Jahrelang lag am 1. November eine Rose auf dem Grabstein A. Paul Webers auf der Domhalbinsel. Still und leise dort abgelegt als Zeichen der Dankbarkeit. Als Geburtstagsgruß seines Photographen. Später, nach Hans-Jürgen Wohlfahrts Tod, übernahm Friedemann Roeßler diese Tradition. Vergangenes Allerheiligen ist er selbst schwer erkrankt – und der Urnengrabstein blieb leer. Ob es jemand bemerkt hat? Gerade solche winzigen Zeichen der Liebe und Zuneigung brauchen wir in Krisenzeiten umso mehr. Das Bild der Rose vermag in meinen Augen die elenden Bilder von Panzern, Bomben und Raketen, von Pandemie und Atomkraftwerken zu besiegen: Das letzte Wort hat nicht der Hass, nicht der Diktator, nicht ein Virus, nicht der Tod – nein, das letzte Wort hat die Liebe. Auch jetzt, da Dr. Friedemann Roeßler verstorben ist.
Ratzeburg ohne „unseren Friedemann aus der Zwiebelburg“? Unvorstellbar. Am 13. Januar ist er nach schwerer Krankheit erlöst worden; seine geliebte Ehefrau Marlis hatte ihn nach langem Krankenhausaufenthalt noch für die gesamte Weihnachtszeit – so sagt sie es in Dankbarkeit selbst – zu Hause, um alles ins Wort zu bringen, was sich die beiden noch sagen wollten. Insofern, wieder mit Marlis´ Worten: „Alles ist gut.“ Die Kerze wird auch bei mir im Gottesdienst mit dem Licht aus Betlehem für meinen Freund brennen.

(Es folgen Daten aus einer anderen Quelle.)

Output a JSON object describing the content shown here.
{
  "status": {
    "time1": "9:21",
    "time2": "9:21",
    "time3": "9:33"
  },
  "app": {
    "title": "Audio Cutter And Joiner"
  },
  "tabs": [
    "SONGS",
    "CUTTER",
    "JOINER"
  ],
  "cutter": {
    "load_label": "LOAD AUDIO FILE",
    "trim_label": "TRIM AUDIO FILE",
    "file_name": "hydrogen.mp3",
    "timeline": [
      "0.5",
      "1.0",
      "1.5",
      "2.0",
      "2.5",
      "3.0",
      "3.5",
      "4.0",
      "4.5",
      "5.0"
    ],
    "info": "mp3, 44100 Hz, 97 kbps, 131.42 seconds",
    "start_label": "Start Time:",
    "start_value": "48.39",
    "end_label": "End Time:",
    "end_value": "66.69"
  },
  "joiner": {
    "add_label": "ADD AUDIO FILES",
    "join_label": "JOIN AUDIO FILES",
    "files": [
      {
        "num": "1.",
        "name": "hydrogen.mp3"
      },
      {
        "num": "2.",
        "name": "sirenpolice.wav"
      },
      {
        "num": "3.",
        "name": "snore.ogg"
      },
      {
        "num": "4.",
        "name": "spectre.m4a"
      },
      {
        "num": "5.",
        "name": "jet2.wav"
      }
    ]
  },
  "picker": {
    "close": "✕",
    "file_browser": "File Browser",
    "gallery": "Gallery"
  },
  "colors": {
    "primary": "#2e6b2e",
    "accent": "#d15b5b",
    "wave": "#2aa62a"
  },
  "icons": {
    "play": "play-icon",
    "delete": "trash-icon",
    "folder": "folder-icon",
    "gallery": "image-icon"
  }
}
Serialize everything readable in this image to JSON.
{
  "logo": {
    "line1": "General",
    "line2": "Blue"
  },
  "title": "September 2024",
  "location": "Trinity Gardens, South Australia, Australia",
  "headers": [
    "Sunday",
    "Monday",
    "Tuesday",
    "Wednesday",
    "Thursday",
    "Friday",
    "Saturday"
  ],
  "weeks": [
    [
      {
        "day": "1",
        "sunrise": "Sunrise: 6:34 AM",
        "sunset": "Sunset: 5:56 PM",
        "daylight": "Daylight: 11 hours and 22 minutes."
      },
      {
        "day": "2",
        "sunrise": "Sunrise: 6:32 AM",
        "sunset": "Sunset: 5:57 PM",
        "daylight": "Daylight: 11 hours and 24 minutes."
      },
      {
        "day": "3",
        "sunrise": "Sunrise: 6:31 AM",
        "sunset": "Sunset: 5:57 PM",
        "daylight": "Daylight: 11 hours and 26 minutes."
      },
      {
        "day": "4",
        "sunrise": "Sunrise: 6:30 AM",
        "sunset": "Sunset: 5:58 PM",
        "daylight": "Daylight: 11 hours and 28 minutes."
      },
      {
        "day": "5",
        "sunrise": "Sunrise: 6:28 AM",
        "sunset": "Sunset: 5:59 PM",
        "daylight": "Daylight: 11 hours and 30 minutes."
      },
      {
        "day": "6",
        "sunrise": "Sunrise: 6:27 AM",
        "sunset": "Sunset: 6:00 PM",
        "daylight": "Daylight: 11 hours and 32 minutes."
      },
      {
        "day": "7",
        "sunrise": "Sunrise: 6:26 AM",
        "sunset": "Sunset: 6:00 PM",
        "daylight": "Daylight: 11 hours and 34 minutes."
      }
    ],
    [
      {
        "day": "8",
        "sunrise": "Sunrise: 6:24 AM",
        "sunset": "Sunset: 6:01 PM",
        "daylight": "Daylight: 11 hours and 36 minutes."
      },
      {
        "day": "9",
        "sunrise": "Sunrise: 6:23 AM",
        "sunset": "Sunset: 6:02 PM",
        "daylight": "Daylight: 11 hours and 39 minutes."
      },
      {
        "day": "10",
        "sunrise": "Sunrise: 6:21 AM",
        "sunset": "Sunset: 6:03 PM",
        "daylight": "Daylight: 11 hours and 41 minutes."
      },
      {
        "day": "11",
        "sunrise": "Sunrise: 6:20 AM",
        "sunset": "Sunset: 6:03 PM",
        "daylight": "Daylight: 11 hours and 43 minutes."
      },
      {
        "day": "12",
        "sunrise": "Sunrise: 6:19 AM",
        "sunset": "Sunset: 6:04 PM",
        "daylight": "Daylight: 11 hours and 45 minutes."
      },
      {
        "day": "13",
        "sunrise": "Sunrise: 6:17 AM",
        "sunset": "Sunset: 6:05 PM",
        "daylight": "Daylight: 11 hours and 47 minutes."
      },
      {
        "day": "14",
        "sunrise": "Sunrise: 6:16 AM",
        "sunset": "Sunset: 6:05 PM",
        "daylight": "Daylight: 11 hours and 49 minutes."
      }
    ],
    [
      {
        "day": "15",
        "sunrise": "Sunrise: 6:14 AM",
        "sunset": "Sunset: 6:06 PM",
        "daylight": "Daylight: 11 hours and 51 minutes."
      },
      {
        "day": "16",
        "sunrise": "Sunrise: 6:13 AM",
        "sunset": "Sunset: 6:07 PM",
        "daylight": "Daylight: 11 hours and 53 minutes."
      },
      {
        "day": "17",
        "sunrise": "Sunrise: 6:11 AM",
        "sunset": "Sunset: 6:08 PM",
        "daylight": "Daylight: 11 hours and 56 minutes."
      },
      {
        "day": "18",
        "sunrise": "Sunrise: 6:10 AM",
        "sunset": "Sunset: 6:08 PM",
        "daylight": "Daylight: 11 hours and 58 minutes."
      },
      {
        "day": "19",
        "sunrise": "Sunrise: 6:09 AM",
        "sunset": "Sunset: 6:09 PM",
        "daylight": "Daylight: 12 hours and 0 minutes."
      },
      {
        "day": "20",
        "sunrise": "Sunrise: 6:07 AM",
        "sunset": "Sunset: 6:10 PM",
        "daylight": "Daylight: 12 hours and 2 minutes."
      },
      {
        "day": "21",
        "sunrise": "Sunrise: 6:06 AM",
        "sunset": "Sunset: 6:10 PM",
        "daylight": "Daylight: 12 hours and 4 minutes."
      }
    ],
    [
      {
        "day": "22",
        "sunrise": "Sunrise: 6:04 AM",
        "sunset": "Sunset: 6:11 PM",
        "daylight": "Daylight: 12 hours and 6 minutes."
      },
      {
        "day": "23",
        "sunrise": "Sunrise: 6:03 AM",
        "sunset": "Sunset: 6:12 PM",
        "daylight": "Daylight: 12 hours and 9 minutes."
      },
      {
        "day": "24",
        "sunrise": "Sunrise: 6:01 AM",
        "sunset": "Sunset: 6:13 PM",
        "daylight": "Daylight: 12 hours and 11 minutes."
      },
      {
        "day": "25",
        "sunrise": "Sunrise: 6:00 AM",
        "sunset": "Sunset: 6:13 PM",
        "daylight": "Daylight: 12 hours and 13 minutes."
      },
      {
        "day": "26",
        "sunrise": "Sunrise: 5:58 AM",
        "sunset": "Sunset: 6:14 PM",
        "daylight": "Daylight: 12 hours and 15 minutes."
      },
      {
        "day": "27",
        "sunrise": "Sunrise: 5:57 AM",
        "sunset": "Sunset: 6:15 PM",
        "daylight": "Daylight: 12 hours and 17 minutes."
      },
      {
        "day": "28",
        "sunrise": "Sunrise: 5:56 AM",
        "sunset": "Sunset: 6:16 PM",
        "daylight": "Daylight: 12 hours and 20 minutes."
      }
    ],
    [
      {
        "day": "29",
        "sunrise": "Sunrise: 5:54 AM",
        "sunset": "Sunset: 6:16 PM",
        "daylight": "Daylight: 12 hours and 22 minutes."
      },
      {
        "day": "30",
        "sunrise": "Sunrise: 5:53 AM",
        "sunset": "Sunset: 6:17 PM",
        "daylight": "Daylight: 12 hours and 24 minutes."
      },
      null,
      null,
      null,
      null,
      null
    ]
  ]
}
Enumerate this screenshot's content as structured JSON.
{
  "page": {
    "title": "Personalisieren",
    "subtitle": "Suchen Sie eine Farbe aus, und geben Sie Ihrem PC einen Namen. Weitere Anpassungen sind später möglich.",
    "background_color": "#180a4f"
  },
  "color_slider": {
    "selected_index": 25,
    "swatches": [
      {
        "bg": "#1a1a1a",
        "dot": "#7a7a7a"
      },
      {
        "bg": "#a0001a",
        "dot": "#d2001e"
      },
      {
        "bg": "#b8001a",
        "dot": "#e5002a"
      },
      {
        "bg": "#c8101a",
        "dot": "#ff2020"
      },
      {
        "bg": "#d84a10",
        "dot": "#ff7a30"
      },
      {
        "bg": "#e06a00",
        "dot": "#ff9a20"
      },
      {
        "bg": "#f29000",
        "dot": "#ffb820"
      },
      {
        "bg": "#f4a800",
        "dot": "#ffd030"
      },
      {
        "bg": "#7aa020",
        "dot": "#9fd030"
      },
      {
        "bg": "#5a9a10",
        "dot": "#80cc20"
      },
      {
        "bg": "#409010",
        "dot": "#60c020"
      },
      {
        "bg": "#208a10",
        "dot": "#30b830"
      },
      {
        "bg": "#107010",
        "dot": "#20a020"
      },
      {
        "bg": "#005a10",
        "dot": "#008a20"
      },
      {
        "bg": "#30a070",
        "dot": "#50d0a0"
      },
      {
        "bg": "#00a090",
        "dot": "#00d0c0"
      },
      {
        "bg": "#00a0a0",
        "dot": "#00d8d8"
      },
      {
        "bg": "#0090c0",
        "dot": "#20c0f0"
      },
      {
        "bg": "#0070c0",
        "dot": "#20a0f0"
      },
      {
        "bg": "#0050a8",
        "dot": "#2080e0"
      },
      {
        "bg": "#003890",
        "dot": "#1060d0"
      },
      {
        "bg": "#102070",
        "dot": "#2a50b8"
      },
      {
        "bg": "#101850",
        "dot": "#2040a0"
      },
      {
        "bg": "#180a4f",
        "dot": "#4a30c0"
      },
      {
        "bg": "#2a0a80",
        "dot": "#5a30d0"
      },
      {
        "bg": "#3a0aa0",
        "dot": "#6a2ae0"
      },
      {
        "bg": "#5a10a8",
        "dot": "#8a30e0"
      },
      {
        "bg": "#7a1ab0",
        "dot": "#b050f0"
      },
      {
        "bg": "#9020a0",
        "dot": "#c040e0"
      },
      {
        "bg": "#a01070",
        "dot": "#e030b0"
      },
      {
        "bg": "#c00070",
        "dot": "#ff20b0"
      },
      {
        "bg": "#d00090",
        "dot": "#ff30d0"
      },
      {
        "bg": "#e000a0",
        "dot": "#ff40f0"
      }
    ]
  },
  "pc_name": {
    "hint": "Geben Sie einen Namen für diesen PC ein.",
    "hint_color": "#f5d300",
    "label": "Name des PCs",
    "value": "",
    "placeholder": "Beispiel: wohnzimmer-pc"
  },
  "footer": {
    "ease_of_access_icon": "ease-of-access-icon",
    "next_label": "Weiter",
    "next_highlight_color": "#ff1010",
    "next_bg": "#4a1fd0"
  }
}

Jeder von uns wird andere Erinnerungen im Herzen haben; eines aber verbindet uns auf jeden Fall: Die Dankbarkeit, einen so liebenswerten, klugen, treuen Weggefährten erlebt haben zu dürfen. Es fügt sich, dass wir (auch online) in der aktuellen Ausgabe „Unser Herzogtum“, Nummer 28, ab Seite 44 von Friedemann Roeßler lesen können – mit heutigem Blick ein würdevoller Nachruf.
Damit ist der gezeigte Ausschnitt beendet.